WASHINGTON (Reuters) - People living in the United States could travel to Cuba more often and visit a broader list of family members under legislation approved by a congressional panel on Tuesday.
A House of Representatives appropriations panel embraced the liberalized travel initiative, which faces several more legislative steps over the next few months and likely would be opposed by the Bush administration.
Under a proposal that funds several federal agencies next year including the Treasury Department, which oversees Cuba travel and trade restrictions, travelers would be able to visit close relatives in Cuba once a year, instead of the current once-every-three-years restriction.

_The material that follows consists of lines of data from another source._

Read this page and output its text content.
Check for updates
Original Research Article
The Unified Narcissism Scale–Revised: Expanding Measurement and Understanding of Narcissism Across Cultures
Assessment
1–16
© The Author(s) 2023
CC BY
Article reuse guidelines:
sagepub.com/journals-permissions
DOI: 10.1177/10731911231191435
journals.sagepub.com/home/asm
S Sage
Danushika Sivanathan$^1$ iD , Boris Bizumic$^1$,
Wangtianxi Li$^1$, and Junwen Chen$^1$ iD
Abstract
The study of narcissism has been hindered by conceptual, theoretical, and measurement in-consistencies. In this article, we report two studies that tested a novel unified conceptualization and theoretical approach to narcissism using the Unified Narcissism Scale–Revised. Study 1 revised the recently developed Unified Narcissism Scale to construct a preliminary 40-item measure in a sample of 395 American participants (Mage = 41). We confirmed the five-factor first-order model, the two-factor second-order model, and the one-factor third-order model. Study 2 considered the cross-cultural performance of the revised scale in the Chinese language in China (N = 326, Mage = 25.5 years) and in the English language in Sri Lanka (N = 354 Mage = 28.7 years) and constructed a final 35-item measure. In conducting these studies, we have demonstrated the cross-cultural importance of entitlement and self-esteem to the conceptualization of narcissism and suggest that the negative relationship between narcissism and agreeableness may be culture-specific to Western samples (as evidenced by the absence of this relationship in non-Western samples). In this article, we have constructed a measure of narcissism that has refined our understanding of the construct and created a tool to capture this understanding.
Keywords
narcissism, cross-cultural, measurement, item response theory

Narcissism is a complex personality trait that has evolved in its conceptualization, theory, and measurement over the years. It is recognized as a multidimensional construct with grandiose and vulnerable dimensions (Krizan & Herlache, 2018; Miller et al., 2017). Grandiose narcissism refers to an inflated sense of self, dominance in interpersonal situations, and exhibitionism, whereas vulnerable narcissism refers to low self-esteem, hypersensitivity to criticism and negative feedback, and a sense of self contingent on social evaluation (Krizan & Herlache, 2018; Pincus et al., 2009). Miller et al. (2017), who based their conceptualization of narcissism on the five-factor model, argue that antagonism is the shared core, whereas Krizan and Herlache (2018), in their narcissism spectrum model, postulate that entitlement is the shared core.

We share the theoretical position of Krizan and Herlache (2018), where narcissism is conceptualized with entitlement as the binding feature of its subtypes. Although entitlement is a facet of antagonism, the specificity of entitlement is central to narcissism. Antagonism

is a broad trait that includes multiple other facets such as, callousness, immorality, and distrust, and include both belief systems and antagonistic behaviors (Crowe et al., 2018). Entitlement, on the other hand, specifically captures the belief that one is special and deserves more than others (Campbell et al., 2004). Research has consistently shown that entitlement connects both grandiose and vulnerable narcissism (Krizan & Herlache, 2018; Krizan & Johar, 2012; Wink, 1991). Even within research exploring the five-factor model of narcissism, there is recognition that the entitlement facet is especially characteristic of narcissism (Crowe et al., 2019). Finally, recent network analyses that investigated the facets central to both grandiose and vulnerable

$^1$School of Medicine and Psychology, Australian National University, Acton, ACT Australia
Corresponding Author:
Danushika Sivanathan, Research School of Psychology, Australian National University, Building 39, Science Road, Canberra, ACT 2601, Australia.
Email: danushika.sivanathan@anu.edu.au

The list of eligible family members U.S. residents could visit in Cuba would grow from immediate relatives to include first-cousins, uncles and aunts.

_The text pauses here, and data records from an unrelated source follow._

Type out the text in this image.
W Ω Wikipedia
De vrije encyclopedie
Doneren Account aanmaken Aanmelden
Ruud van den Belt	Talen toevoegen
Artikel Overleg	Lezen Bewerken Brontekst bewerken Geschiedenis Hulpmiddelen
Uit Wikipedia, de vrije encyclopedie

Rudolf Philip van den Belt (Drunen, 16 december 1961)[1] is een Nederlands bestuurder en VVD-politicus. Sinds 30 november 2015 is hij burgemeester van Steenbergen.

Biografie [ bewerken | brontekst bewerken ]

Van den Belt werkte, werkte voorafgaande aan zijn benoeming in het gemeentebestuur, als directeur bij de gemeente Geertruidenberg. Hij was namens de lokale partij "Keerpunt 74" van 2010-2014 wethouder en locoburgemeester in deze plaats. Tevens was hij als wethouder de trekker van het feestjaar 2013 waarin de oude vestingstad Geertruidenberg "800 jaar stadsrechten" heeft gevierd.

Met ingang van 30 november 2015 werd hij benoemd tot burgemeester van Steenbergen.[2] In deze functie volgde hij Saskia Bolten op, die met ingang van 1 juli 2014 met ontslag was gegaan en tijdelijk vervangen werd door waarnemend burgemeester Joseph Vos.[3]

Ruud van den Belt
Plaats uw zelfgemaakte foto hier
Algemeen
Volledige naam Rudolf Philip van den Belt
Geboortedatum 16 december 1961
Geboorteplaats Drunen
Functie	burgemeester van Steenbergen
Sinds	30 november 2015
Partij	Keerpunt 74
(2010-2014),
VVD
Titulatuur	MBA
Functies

“This is not a concession to the Cuban government. This is a concession to Cuban Americans who keep asking for it,” said Rep. Jose Serrano, the chairman of the appropriations panel that is advancing the legislation.
“There is no reason to place harsh restrictions on those who simply wish to visit close family members,” he added, detailing existing impediments for visiting sick relatives in Cuba.

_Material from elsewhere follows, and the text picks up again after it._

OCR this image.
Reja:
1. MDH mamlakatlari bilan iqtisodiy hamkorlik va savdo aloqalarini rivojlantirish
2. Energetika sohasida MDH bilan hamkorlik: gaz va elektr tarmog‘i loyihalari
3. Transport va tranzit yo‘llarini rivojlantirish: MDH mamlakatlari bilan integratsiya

The legislation, which could clear the House next month, also would further normalize U.S. agriculture trade with Cuba by removing an obstacle that forces Cuban importers to prepay all shipments, instead of when the commodities are delivered.
Similar travel and trade measures have been offered in Congress in the past, only to fail in the face of White House opposition.
The United States has imposed strict trade and travel restrictions on Cuba since the 1960s to punish the Communist-run island.